Regarding limitation, this study primarily examined the impact of experiencing parental death on one's own death literature, and therefore did not investigate factors that predict the quality of a parent's death. As the GDI was collected retrospectively from the participants and the death of participants’ parent(s) occurred across different time periods, there may be recall bias among the participants when they reported on their parent’s dying experience. In future studies, it will be of great practical significance to examine the perceived quality of death of parents of recently bereaved family caregivers and explore the factors that affect the death quality.
Conclusion
This study investigated death literacy among bereaved adult children in China. The result showed that they were confident with hands-on care but had inadequate access to community support resources. Positive bereavement experience, a good parent–child relationship, and holding a caring role before the death of parents had significant influence on one’s death literacy.
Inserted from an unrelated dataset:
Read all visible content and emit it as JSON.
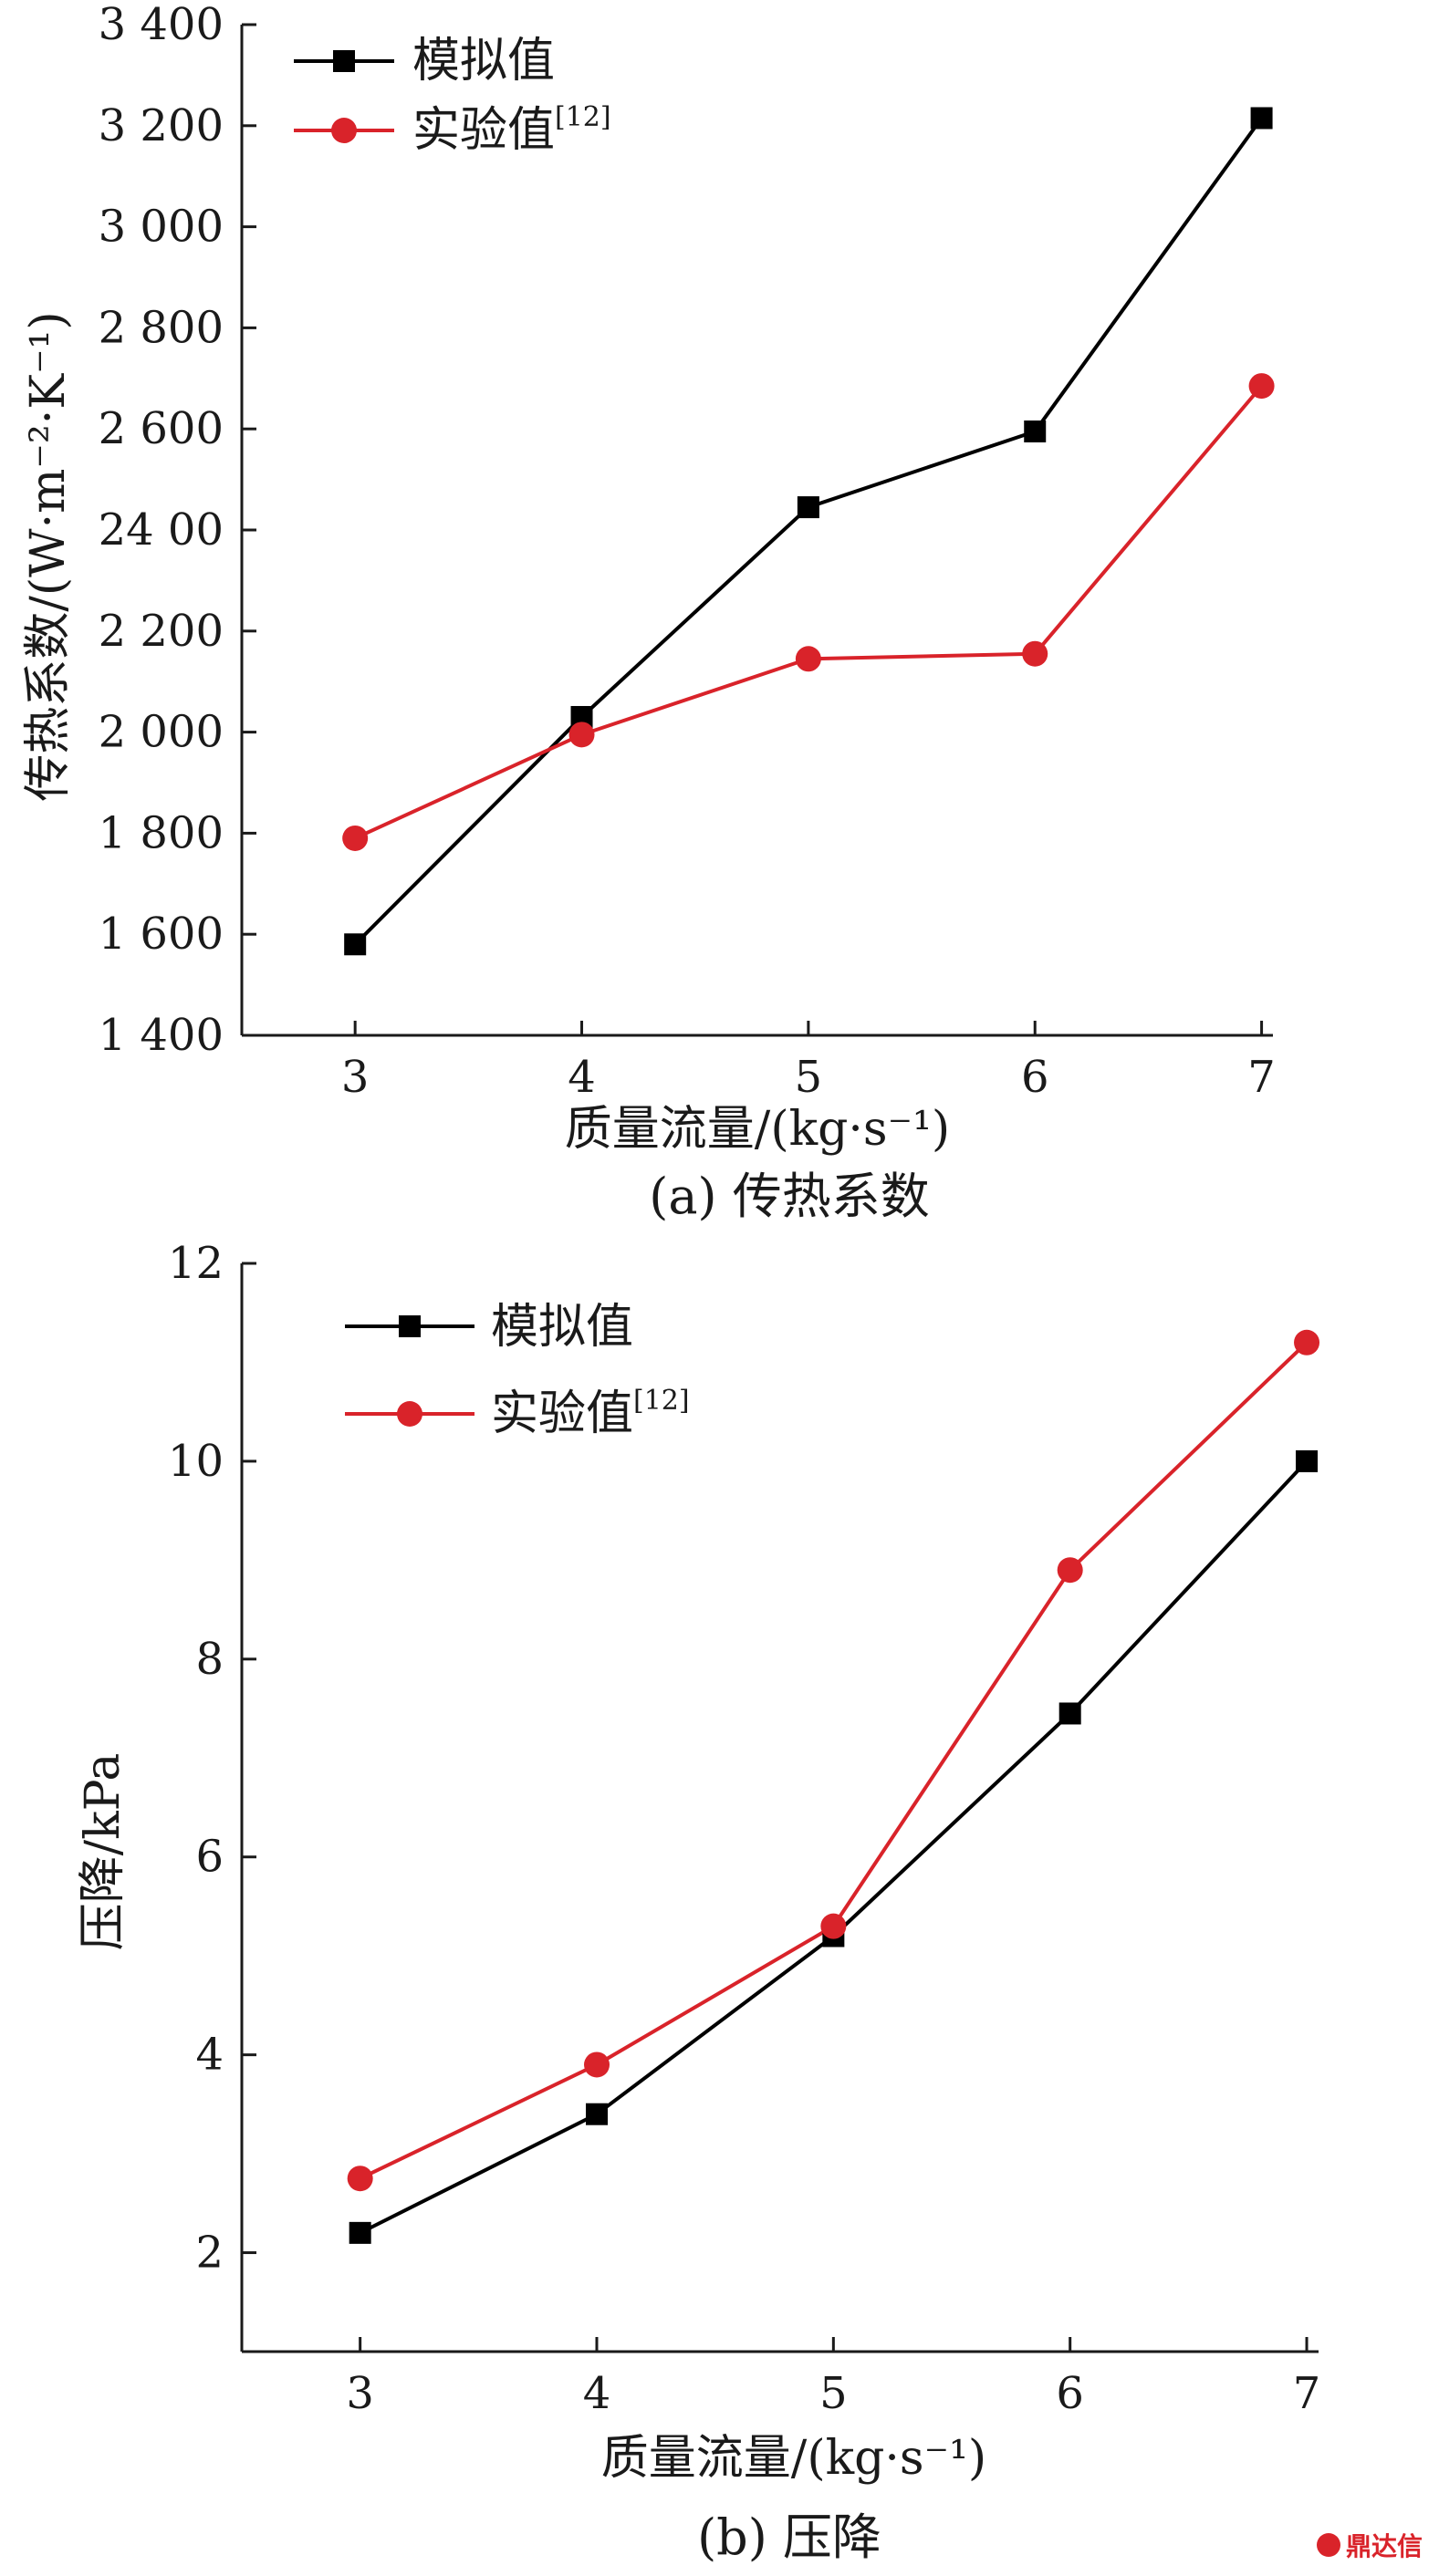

On the whole, in response to a rapidly aging population, focusing on the development of community palliative care, strengthening public education on death literacy, and making good use of end-of-life care resources are essential to improve the quality of death of the people.
Acknowledgments
The authors would like to thank all participants for their participation in this research.
Funding
This study was funded by the Financial Support Plan for Academic Projects 2022 of the Macao Foundation (ID: G-BXX-00047-2112367-02). The funding body had no role in the design of this study nor its execution, analyses, interpretation of the data, or decision to submit results.
Competing interests
The author(s) declared no potential conflicts of interest with respect to the research, authorship, and/or publication of this article.